© Agenzia Aldo Liverani Sas

Abate: sudore e sacrificio

Allenamenti molto più intensi rispetto alle ultime stagioni caratterizzano il ritiro granata a Pinzolo

Andrea PivaAndrea Piva

Pubblicato il 22.07.2026, 13:00

5 min

TorinoTorino Tutte le notizie sulla squadra

Le parole pronunciate da Sandro Kulenovic lunedì mattina, dopo aver concluso uno dei tanti giri di campo, illustrano come meglio non potrebbero il tenore degli allenamenti a Pinzolo: «Non ho mai visto una cosa così». Eppure il centravanti croato non è un calciatore alla prime armi, ha 26 anni e di ritiri nel corso della sua carriera ne ha fatti tanti, con squadre e allenatori differenti. Ha giocato, per esempio, in Polonia nel Legia Varsavia e in Croazia nella Dinamo Zagabria. Non è alle prime armi neppure Ardian Ismajli, che l’altra mattina per un momento è stato tentato dall’alzare bandiera bianca dopo l’ennesimo scatto. «No, basta. Non ne faccio più», ha detto prima di prendere per un attimo fiato, raccogliere le ultime energie e riprendere a correre. Quando i segni della fatica diventano evidenti nei volti dei giocatori, le urla di incoraggiamento da parte di Abate e degli uomini del suo staff non mancano mai. «Dai, dai che questo lavoro poi lo ritroverete in partita», è una delle frasi che l’allenatore ripete più spesso. Ogni calciatore in allenamento percorre (non tutti i giorni, ma quasi) una media di 16 chilometri, ma c’è chi ne mette sulle gambe anche qualcuno in più.

Chilometri su chilometri

Nella prima settimana di lavoro a Pinzolo il lavoro atletico è stato incentrato principalmente sulla quantità, con i calciatori che hanno macinato chilometri su chilometri sui due campi del centro Pineta, da lunedì il lavoro atletico di Abate è stato invece ancora di più incentrato sull’intensità. In questi giorni si sono potuti vedere i giocatori divisi in piccoli gruppi, in base al livello di condizione fisica, dover compiere i giri di campo in tempi prestabiliti.
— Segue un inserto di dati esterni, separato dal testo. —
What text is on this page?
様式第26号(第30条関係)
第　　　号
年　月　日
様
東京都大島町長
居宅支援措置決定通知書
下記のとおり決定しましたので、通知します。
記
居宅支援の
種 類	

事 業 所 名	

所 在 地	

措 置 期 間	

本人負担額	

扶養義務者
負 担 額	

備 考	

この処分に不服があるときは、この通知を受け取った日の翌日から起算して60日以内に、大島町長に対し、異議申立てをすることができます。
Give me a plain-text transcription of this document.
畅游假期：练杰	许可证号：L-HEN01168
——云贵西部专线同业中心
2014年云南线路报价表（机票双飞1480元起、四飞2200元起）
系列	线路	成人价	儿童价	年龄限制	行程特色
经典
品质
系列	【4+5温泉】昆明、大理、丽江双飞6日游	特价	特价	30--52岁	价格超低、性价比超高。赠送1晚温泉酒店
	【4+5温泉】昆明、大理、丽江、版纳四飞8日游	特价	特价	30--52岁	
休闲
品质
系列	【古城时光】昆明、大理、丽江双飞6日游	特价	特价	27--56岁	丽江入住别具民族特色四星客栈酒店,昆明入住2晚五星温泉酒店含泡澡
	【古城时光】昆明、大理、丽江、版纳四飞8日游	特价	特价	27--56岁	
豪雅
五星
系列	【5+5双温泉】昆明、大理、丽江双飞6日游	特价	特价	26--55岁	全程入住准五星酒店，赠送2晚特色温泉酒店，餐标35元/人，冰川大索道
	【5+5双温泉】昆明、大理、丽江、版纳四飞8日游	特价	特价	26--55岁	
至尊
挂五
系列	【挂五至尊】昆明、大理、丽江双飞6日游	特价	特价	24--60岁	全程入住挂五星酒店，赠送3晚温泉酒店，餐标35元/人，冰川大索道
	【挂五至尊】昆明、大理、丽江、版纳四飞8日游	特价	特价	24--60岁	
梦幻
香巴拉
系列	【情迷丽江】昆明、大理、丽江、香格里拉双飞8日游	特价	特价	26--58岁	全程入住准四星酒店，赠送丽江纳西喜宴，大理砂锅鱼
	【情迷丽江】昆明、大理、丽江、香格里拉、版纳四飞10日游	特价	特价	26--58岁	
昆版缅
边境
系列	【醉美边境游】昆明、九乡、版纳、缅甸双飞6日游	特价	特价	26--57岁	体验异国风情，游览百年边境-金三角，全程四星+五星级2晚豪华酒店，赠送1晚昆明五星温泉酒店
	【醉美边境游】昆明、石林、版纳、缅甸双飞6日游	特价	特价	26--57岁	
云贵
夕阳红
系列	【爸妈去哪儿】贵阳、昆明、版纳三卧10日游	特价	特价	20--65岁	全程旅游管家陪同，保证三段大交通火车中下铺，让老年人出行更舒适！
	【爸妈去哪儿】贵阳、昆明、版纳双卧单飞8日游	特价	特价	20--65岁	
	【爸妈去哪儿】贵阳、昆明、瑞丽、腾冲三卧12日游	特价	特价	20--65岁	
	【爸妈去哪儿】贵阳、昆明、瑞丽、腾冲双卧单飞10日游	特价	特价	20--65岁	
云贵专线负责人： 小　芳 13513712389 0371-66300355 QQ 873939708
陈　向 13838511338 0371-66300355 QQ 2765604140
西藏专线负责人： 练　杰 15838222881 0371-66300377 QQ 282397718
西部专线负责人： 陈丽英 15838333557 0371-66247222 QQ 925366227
Uno dei calciatori apparso più in forma fino a questo momento del ritiro è Cesare Casadei: il centrocampista lo si è visto spesso guidare il gruppo nei vari giri di campo. Ma è apparso in buona condizione anche Alessio Cacciamani, che ha certamente voglia di mettersi in mostra e sfruttare l’occasione che ha, con un allenatore che lo conosce anche molto bene, per imporsi in Serie A. Durante uno degli ultimi allenamento Abate lo ha addirittura invitato a abbassare il ritmo durante la corsa. «Caccia rallenta, non serve forzare», gli ha gridato l’allenatore mentre l’esterno stava staccando i propri compagni nell’ultimo tratto di corsa. Era da diversi anni che non si vedevano in un ritiro i calciatori granata macinare così tanti chilometri, ma in generale effettuare una preparazione così intensa e dura dal punto di vista fisico.

Dominare il gioco

Il calcio che vuole proporre Abate è fatto di pressione, recupero alto del pallone e possesso. «Voglio dominare il gioco», aveva detto nel giorno della presentazione. Ma non vuole dominarlo solamente sul piano del palleggio, ma anche su quello fisico: questo spiega anche la grande intensità che sta caratterizzando gli allenamenti di Pinzolo, in particolare quelli mattutini. Il pomeriggio invece è solitamente riservato alla tattica, al lavoro con il pallone, ai movimenti di squadra nel pressing, alla costruzione dell’azione del basso. In altre parole, se al mattino Abate richiede grande intensità, al pomeriggio vuole la qualità, anche se le gambe dei suoi calciatori non girano ancora alla perfezione, come d’altronde è normale che sia in questo momento della preparazione. Le idee di gioco di Abate si sono però iniziate a intravedere nel corso della prima amichevole, quella di sabato scorso contro il Pinzolo Valrendena (formazione che milita in Prima categoria). Oggi pomeriggio, alle 17.30 (Dazn anche in chiaro e tv.torinofc.it), è prevista la seconda amichevole di questo ritiro: quella contro l’Alcione Milano (Serie C). Il test contro i lombardi sarà anche l’occasione per vedere all’opera Duvan Zapata, che non era sceso in campo nella precedente partita, ma aveva svolto un apposito lavoro atletico (normale gestione dei carichi di lavoro). Inevitabilmente la fatica di questi dieci giorni di ritiro si farà sentire, ma c’è curiosità per vedere i progressi fatti dalla squadra.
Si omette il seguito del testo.